Frequentemente, a ausência de reformas está relacionada com a ausência de instituições fortes. Em muitos países, a melhoria da governança institucional é a reforma estrutural mais essencial e urgente a ser realizada. Sem ela, a falta de confiança, que impede o investimento e o crescimento, persiste. O diálogo com a sociedade civil e com os parceiros sociais é fundamental para discutir e acordar o caminho a seguir e cabe-nos a nós, decisores políticos, conseguir comunicar a importância de adotar medidas reformistas. Fazê-lo durante um período de crescimento económico, como aquele que vivemos nos anos mais recentes, será sempre mais fácil. A comunicação não pode nem nunca se vai substituir à implementação de medidas estruturais, mas é essencial para obter apoio político e social para a tomada de decisão.

O crescimento económico muitas vezes não tem tanto que ver com trabalhar mais, mas sobretudo com trabalhar melhor. Por outras palavras, é necessário usar os fatores de produção de forma mais eficiente. A globalização e a digitalização da economia colocam grandes desafios às empresas e às instituições, mas o investimento público em infraestruturas e na qualificação da população, incluindo formação ao longo da vida, bem como as reformas à fiscalidade, para fomentar a competitividade e reduzir a evasão fiscal, ainda estão aquém das expectativas em muitos países, entre os quais ainda nos incluímos.

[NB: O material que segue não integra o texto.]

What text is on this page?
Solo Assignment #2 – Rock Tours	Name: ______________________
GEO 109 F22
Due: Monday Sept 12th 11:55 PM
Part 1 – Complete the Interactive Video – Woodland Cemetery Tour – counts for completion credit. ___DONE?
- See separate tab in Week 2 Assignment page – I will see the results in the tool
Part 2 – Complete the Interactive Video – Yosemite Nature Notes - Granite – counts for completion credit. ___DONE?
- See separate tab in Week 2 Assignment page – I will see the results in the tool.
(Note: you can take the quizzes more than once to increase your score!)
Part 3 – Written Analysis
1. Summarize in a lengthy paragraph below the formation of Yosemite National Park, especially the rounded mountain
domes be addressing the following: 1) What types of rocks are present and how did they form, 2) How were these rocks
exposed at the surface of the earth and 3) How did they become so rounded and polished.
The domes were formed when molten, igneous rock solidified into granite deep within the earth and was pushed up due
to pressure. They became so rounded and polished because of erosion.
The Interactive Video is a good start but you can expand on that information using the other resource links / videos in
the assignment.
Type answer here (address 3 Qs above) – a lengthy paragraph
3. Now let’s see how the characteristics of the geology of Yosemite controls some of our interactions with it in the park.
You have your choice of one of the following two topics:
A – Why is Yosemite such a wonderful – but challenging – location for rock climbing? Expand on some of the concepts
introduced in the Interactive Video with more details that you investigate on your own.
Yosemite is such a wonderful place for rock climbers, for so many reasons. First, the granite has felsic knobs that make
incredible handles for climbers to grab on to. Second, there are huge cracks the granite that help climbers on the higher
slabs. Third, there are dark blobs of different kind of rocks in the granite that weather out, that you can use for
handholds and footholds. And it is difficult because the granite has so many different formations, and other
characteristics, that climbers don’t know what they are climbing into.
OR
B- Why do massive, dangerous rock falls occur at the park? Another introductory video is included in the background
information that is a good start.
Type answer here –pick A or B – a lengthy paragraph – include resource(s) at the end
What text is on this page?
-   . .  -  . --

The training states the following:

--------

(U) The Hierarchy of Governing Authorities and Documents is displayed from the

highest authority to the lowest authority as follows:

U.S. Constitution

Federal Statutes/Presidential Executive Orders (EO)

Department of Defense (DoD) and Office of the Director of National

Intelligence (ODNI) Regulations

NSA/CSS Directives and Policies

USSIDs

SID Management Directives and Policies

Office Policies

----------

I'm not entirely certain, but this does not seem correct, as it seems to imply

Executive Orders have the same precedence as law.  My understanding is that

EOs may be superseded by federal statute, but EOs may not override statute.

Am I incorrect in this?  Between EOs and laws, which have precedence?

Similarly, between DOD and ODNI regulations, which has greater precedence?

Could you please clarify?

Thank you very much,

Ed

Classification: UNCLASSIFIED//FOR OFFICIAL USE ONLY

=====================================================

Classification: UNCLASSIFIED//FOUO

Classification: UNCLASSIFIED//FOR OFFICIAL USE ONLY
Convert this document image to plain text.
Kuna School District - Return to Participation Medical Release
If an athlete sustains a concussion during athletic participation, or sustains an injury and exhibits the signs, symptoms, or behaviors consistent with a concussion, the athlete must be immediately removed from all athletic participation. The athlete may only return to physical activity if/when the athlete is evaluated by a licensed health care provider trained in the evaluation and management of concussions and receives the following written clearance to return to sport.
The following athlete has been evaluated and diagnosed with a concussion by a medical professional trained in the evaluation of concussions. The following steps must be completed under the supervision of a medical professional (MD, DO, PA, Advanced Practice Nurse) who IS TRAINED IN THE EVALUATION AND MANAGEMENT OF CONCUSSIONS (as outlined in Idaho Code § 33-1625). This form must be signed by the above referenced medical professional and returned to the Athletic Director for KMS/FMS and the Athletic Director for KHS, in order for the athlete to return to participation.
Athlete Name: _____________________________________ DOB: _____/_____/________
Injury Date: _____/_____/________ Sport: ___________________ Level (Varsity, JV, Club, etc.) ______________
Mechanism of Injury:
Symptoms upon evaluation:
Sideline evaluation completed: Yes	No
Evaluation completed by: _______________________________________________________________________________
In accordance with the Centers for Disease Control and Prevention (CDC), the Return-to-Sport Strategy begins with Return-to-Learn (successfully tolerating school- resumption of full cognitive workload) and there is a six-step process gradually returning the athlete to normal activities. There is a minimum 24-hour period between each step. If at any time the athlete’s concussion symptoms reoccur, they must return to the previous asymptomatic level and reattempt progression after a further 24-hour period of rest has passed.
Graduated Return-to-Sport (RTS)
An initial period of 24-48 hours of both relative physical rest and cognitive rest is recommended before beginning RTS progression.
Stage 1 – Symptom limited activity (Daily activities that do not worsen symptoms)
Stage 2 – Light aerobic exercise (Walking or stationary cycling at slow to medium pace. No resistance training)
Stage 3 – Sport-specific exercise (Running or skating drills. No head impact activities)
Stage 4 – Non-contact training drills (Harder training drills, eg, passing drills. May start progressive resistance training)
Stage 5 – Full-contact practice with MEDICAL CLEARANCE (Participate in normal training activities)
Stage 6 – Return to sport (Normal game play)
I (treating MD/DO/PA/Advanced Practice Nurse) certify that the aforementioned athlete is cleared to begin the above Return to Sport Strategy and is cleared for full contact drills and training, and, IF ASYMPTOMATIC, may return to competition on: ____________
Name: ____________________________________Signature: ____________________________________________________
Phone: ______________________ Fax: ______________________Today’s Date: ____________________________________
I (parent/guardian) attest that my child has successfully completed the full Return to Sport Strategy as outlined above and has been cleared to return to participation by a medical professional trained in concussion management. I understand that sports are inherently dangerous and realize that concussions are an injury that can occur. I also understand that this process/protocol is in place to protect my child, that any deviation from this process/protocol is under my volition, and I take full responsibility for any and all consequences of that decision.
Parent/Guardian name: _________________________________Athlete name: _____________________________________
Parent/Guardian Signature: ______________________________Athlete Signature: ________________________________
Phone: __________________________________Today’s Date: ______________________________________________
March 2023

Estamos prestes a chegar a 2020 e Mário Centeno é presidente do Eurogrupo há quase dois anos. Anunciado como um Ronaldo, continua sem justificar. Ao contrário de John Kennedy, que defendia que o tempo certo para consertar o telhado é enquanto o Sol brilha, põe em prática a ideia de esperar pelo temporal para lidar com os problemas. Os últimos anos parecem a “dança das cadeiras”. A música ainda está a tocar, todos sabem que a dado momento vai parar. Ninguém sabe exatamente quando, mas a diferença entre ter uma cadeira ou ficar no chão depende das medidas que se implementarem agora.